We’ll Always Have Summer

: Chapter 7



When I woke up the next morning, my eyes were so puffy, they were practically swollen shut. I splashed cold water on my face, but it didn’t really help. I brushed my teeth. And then I went back to bed. I’d wake up and hear people moving out of the dorms, and then I’d just fall back to sleep. I should have been packing, but all I wanted to do was sleep. I slept all day. I woke up again when it was dark out, and I didn’t turn on the lights. I just lay in bed until I fell asleep again.

It was late afternoon the next day when I finally got up. When I say “got up,” I mean “sat up.” I finally sat up in my bed. I was thirsty. I felt wrung dry from all the crying. This propelled me to actually get out of bed and walk the five feet over to the mini fridge and take one of the bottled waters Jillian had left behind.

Looking across the room at her empty bed and empty walls made me feel even more depressed. Last night I wanted to be alone. Today I thought I would go out of my mind if I didn’t talk to another person.

I went down the hall to Anika’s room. The first thing she said when she saw me was, “What’s wrong?”

I sat on her bed and hugged her pillow to my chest. I had come to her wanting to talk, wanting to get it out, but now it was hard to say the words. I felt ashamed. Of him and for him. All my friends loved Jeremiah. They thought he was practically perfect. I knew that as soon as I told Anika, all of that would be gone. This would be real. For some reason, I still wanted to protect him.

“Iz, what happened?”

I’d really thought I was done crying, but a few tears leaked out anyway. I went ahead and said it. “Jeremiah cheated on me.”

Anika sank onto the bed. “Shut the front door,” she breathed. “When? With who?”

“With Lacey Barone, that girl in his sister sorority. During spring break. When we were broken up.”

She nodded, taking this in.

“I’m so mad at him,” I said. “For hooking up with another girl and then not telling me all this time. Not telling is the same as lying. I feel so stupid.”

Anika handed me the box of tissues on her desk. “Girl, you let yourself feel whatever you need to feel,” she said.

I blew my nose. “I feel… like maybe I don’t know him like I thought I did. I feel like I can’t trust him ever again.”

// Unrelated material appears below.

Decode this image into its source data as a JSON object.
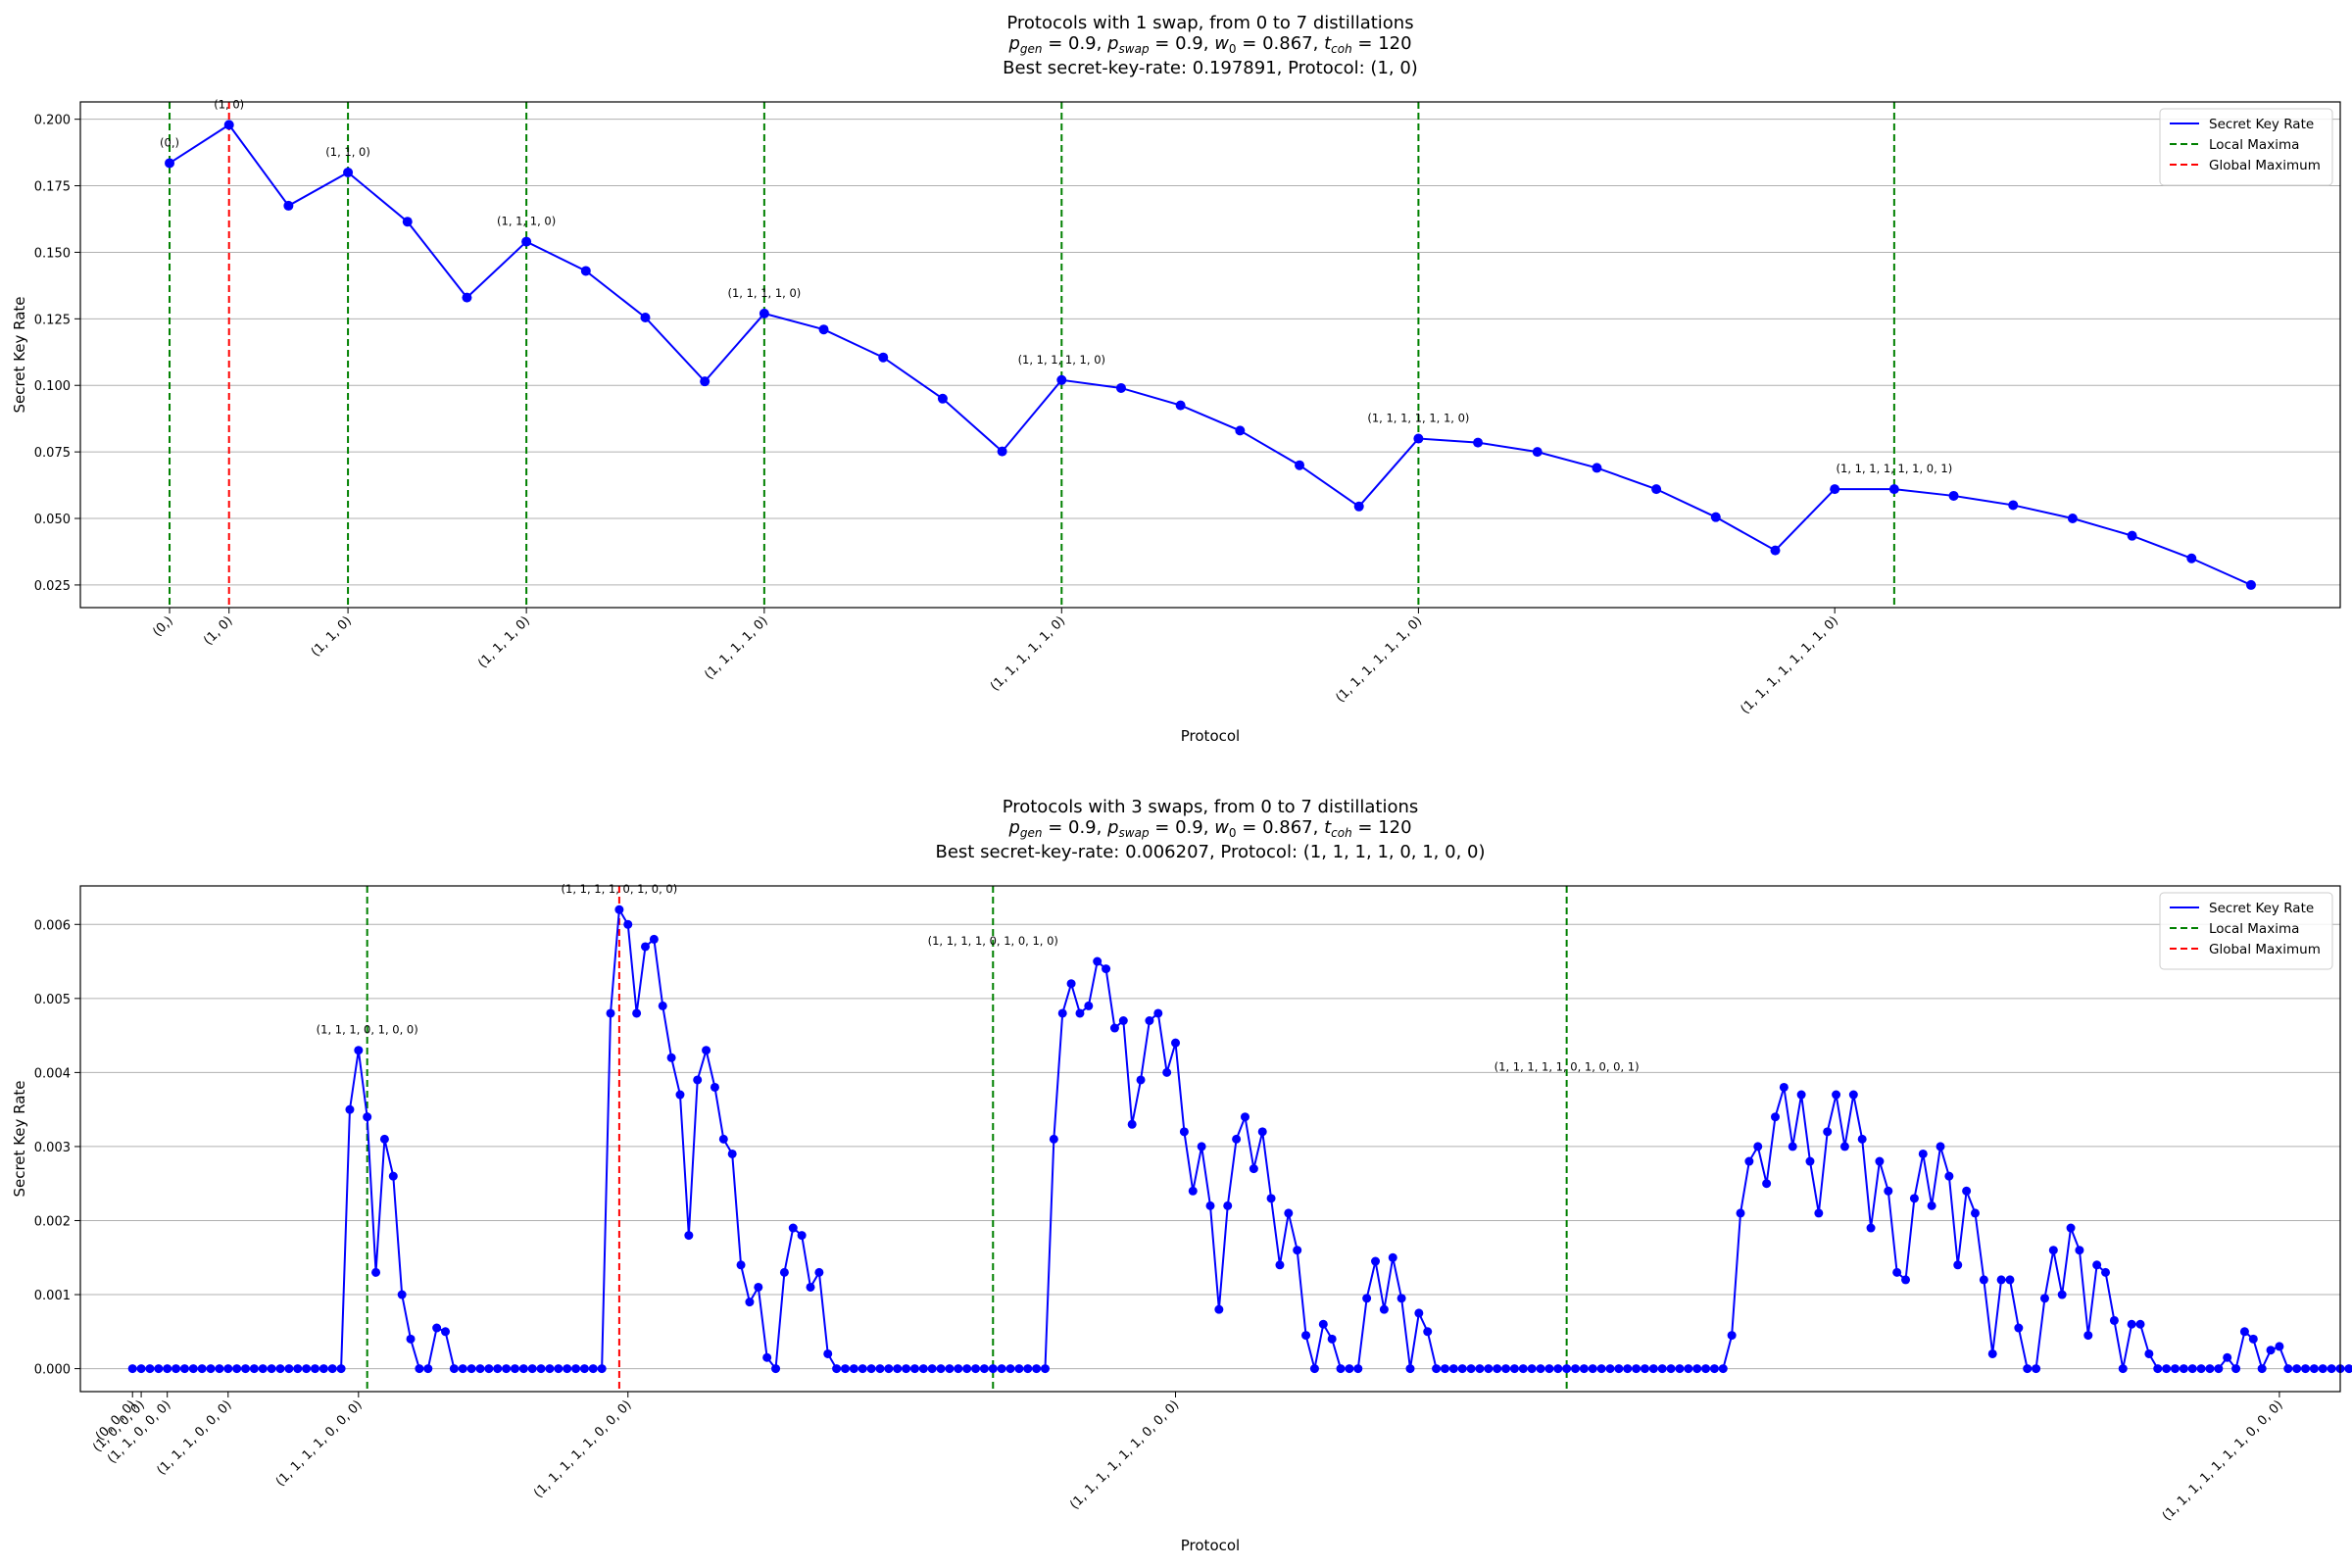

“Keeping a secret like that from the person you love is probably the worst part,” Anika said.

“You don’t think the actual cheating is the worst part?” Sᴇaʀᴄh thᴇ (F)indNƟvᴇl.ɴet website on Gøøglᴇ to access chapters of novels early and in the highest quality.

“No. I mean, yeah, that is horrible. But he should have just told you. It was turning it into a secret that gave it power.”

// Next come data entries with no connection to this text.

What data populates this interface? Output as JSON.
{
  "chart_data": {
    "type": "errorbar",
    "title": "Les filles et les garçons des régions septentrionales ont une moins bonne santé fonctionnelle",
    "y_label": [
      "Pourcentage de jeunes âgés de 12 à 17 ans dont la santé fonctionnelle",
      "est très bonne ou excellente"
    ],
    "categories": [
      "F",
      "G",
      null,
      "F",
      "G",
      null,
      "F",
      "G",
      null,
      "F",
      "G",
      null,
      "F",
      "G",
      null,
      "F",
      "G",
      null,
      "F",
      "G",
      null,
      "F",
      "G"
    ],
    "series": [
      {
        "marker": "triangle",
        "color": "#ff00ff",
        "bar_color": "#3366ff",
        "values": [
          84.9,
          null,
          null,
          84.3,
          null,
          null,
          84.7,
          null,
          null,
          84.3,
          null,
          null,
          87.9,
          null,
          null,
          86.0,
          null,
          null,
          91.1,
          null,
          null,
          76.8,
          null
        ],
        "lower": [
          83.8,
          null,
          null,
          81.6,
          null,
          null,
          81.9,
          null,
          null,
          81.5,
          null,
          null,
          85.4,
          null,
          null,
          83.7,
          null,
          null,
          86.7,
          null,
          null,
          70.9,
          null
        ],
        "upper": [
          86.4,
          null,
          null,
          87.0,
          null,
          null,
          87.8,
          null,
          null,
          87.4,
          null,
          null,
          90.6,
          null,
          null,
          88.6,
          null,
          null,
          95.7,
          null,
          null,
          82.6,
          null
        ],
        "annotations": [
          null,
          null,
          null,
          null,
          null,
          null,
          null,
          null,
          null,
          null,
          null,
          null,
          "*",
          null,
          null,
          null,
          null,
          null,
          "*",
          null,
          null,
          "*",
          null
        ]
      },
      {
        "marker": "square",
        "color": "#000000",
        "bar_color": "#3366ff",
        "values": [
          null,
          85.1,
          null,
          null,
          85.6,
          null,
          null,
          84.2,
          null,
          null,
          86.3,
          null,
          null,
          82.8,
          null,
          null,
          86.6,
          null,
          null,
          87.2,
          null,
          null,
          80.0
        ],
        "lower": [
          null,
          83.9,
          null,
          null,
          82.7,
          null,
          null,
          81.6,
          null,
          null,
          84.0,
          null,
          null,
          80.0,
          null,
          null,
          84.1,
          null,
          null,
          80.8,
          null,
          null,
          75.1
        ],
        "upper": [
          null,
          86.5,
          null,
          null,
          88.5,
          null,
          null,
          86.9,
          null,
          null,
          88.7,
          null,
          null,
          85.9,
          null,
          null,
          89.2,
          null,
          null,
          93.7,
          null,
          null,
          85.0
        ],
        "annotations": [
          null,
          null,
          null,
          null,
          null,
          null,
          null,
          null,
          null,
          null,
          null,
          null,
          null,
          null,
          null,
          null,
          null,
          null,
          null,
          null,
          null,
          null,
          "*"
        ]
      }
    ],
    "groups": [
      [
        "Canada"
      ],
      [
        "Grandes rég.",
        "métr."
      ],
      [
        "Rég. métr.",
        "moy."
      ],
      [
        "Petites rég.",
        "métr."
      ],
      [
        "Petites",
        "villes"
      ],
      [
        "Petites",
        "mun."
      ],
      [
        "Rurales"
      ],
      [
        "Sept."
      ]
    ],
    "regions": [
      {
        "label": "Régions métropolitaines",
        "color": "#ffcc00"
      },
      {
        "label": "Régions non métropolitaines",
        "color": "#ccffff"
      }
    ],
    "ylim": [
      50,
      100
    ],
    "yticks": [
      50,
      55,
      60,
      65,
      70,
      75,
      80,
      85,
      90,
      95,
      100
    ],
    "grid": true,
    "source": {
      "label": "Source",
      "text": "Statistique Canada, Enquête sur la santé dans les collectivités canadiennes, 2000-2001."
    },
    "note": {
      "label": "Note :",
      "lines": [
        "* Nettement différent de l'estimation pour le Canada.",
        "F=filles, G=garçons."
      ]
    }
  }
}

I was silent. I had a secret too. I hadn’t told anyone, not even Anika or Taylor. I had told myself that it was because it wasn’t important, and then I had put it out of my mind.

The past couple of years, I sometimes pulled out a memory I had of Conrad and looked at it, admired it, sort of in the same way I looked at my old shell collection. There was pleasure in just touching each shell, the ridges, the cool smoothness. Even after Jeremiah and I started dating, every once in a while, sitting in class or waiting for the bus or trying to fall asleep, I would pull out an old memory. The first time I ever beat him in a swimming race. The time he taught me how to dance. The way he used to wet down his hair in the mornings.

But there was one memory in particular, one I didn’t let myself touch. It wasn’t allowed.